The unemployment rate has increased to 30.8% in the third quarter of 2020. This is an increase of 7.5% from the second quarter.
The expanded definition of unemployment according to StatsSA now includes people who have been discouraged from looking for jobs as well as those who have other reasons for not looking for employment.
“The number of employed persons increased by 543 000 (3.8%) to 14.7 million compared to the second quarter of 2020. Unemployment increased substantially by 2.2 million (52.1%) to 6.5 million compared to quarter 2 of 2020 resulting in an increase of 2.8 million (15.1%) in the number of people in the labour force” said StatsSA.

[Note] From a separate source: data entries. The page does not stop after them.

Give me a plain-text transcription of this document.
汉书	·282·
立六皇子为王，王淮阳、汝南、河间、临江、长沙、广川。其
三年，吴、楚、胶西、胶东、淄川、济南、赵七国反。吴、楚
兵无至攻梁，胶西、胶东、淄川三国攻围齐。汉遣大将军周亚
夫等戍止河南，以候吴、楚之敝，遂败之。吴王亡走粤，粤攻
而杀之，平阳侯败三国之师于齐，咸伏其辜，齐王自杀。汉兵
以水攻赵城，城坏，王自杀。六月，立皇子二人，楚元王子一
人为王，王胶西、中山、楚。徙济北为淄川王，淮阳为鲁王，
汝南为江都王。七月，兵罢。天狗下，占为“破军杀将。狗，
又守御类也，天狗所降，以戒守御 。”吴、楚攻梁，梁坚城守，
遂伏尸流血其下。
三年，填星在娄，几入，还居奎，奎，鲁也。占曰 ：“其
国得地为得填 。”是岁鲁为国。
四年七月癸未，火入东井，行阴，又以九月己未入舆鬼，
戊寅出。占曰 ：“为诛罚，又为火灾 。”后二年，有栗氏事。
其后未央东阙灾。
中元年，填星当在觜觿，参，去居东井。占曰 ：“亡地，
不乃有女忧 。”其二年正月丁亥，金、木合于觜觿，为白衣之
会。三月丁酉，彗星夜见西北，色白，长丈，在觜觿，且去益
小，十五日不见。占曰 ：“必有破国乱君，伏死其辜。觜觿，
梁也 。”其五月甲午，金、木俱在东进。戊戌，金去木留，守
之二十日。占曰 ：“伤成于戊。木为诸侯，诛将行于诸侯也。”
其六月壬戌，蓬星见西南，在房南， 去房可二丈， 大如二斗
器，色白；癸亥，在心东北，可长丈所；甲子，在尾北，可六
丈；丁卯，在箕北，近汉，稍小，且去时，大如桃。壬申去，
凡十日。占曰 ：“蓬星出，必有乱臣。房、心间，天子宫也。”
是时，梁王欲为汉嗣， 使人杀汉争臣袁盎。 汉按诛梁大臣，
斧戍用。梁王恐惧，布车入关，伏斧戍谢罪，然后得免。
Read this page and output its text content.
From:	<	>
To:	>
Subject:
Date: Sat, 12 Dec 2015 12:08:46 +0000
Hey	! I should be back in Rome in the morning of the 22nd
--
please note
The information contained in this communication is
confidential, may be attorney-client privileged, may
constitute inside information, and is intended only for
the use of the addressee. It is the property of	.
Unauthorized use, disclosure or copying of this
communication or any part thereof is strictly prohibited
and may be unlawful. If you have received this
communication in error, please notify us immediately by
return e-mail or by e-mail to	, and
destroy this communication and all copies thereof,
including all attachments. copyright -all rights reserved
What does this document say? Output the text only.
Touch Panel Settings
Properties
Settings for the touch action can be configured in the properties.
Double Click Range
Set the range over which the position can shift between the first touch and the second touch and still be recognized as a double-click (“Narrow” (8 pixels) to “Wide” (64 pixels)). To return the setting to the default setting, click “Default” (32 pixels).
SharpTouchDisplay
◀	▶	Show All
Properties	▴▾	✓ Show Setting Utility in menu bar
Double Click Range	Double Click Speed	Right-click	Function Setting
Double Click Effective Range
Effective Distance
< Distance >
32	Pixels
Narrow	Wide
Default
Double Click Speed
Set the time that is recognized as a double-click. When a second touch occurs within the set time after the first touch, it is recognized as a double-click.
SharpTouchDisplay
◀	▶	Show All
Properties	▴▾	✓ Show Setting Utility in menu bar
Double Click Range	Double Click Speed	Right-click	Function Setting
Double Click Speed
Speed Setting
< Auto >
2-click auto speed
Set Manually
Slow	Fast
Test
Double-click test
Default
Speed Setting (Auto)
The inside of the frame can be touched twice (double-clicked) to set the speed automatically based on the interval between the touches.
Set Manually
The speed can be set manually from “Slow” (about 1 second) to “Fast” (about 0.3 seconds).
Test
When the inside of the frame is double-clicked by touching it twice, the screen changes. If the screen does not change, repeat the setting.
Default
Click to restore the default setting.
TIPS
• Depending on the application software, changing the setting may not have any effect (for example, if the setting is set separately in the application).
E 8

The number of people discouraged from looking for work increased to 225 000, a difference of 9.1% from the second quarter.
Despite this increase in unemployment, formal sector employment increased by 242 000 (2.4%) while employment in the informal sector increased by 176 000 (7.7%).
All industries saw an increase in employment except for the utilities and transport industries.
The industries which gained the most jobs are the finance, social services and private households industries.
The trade industry suffered 400 000 job losses along with the manufacturing and construction industries losing a combined total of 559 000 jobs.
“To capture changes brought about by the national lockdown, the additional questions that were included in Q2: 2020 questionnaire were also included in Q3: 2020. The results indicate that, of the 14.7 million persons who were employed in Q3: 2020, more than seven out of ten people (73.2%) were expected to work during the national lockdown by the companies/organisations they work for,” said StatsSA in the report.
Most industries were dominated by men, except the social services and private households sectors which largely consisted of women.
StatsSA found that majority of those who were employed during the lockdown continued to receive salaries.
However,some indiciduals with lower levels of education were more at risk of having their salaries cut than those who have higher levels of education.